Beijing has adopted a very harsh attitude toward the separatist movement. Practically all of the interviewees stated they could receive a lengthy prison sentence simply for expressing support for Uighur independence in private conversations. Yet it is precisely such measures which have prompted separatists to establish close ties with Islamic radicals from Central Asia, where there is a significant Uighur diaspora (approximately 400,000). Foreign headquarters of Uighur separatists operated openly in Almaty and Bishkek in the mid-1990s. However, under pressure from Beijing, Central Asian leaders have demanded that Uighur populations not support their ethnic brethren across the border - at least not openly - driving Uighurs underground, where they began to seek out ties with radical Islamic groups.
The Chinese repression has pushed some elements of the Uighur movement toward radicalism -- and Newt is right that some have indeed been captured fighting against American forces alongside al-Qaeda -- that isn't the whole story:
But while experts agree hundreds of Uighurs left China to join al-Qaeda and its Taliban hosts in Afghanistan, some China specialists doubt the ETIM [the Eastern Turkestan Islamic Movement] currently has significant ties to bin Laden’s network. Beijing has a long history of falsifying data, they say, and since September 11 the Chinese have repeatedly tried to paint their own campaign against Uighur separatists in Xinjiang as a flank of the U.S.-led war on terrorism—and to get Washington to drop its long-standing protests over Chinese human rights abuses in its crackdowns in Xinjiang. ETIM leader Hahsan Mahsum was killed in raids on camps linked to al-Qaeda in 2003.
Indeed, it's necessary to point out that the movement long predates, and has little real connection to, Islamic terrorism as it's understood in the context of the Bush War on Terror(ism):
The latest wave of Uighur separatism has been inspired not by Osama bin Laden but by the unraveling of the Soviet Union, as militants seek to emulate the independence gained by some Muslim communities in Central Asia.
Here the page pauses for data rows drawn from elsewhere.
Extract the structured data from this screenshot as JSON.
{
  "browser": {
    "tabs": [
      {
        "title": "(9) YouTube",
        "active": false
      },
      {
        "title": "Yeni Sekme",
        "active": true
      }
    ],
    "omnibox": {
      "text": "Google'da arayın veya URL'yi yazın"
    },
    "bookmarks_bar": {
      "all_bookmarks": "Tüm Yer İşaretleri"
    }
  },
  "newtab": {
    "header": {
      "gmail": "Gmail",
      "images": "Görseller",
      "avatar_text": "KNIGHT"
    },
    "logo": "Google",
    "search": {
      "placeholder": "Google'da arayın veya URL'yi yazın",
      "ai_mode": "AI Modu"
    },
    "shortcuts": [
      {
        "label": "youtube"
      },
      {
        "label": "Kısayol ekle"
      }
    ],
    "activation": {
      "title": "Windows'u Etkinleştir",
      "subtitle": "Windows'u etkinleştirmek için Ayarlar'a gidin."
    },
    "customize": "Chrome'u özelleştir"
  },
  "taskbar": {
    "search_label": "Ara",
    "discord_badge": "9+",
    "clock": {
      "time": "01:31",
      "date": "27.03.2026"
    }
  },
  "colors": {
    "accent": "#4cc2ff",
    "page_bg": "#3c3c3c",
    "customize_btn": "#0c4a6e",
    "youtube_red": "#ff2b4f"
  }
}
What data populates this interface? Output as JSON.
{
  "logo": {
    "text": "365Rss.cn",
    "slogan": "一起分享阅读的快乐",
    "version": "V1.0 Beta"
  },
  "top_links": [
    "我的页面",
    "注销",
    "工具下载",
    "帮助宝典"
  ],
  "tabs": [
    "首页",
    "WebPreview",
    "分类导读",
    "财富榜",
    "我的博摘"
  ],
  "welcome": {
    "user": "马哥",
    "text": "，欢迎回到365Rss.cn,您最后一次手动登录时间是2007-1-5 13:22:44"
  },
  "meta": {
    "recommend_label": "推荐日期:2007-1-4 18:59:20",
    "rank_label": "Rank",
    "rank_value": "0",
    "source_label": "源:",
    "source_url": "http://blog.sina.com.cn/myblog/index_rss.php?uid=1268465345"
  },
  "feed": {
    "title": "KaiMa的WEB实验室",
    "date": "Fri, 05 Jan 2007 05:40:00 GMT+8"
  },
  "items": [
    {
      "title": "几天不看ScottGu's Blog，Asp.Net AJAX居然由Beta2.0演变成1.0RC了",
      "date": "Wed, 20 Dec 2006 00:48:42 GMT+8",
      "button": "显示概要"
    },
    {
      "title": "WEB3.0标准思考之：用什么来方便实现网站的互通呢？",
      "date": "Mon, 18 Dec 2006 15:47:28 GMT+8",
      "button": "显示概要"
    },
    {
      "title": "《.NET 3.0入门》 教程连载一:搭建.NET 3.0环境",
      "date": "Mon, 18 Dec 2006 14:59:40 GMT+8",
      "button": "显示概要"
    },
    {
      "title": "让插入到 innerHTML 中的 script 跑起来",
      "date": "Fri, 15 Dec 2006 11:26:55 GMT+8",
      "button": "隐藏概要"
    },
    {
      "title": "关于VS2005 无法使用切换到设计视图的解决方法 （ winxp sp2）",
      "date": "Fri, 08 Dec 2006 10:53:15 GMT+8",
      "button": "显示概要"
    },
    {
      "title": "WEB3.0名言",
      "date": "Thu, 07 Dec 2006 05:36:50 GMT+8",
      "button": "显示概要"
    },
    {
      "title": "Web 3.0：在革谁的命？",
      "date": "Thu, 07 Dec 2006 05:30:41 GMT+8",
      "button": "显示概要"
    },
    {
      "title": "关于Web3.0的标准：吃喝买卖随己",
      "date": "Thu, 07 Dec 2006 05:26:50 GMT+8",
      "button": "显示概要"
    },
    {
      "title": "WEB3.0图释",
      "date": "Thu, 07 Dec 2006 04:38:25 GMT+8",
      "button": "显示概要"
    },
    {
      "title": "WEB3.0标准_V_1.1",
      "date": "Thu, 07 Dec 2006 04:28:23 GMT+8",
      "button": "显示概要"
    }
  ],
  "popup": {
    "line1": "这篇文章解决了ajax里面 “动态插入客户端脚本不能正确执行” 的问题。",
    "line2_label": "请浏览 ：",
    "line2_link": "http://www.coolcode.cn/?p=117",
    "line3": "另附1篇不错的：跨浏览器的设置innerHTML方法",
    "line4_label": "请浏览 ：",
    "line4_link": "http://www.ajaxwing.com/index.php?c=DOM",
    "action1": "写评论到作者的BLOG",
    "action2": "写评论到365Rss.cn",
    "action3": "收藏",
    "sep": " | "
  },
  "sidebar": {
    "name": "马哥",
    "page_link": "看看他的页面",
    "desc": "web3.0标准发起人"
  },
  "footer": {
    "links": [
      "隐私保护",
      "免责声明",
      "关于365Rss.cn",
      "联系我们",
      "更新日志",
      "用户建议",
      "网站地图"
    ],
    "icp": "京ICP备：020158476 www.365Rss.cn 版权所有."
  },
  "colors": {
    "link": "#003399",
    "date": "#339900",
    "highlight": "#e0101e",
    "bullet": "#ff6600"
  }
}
Beijing brooks no dissent, and it's a shame that Bush caved to Chinese pressure to add the Uighur movement to his terrorist watch list.
This brings us to Newt Gingrich's article today in the Washington Examiner. His broad idea is actually just fine, and I have no real problem with it -- that the closing of Guantanamo has real, and very problematic, consequences. But in his zeal to spook the broader American public into pushing to keep Gitmo open, he makes obnoxious and irresponsible overstatements about the Uighurs and their aims:
The goal of the Uighurs is to establish a separate sharia state... The goal of the ETIM is to establish a radical Islamist state in Asia.
The scare tactics are straight out of the more reprehensible parts of the Rove playbook, and it disgusts me that Newt, who is positioning himself to be the leader of the Republican revival, is pandering to it. There are legitimate arguments to make about the problems of releasing the Gitmo detainees into American prisons, but Newt should be ashamed of the broad strokes he uses here.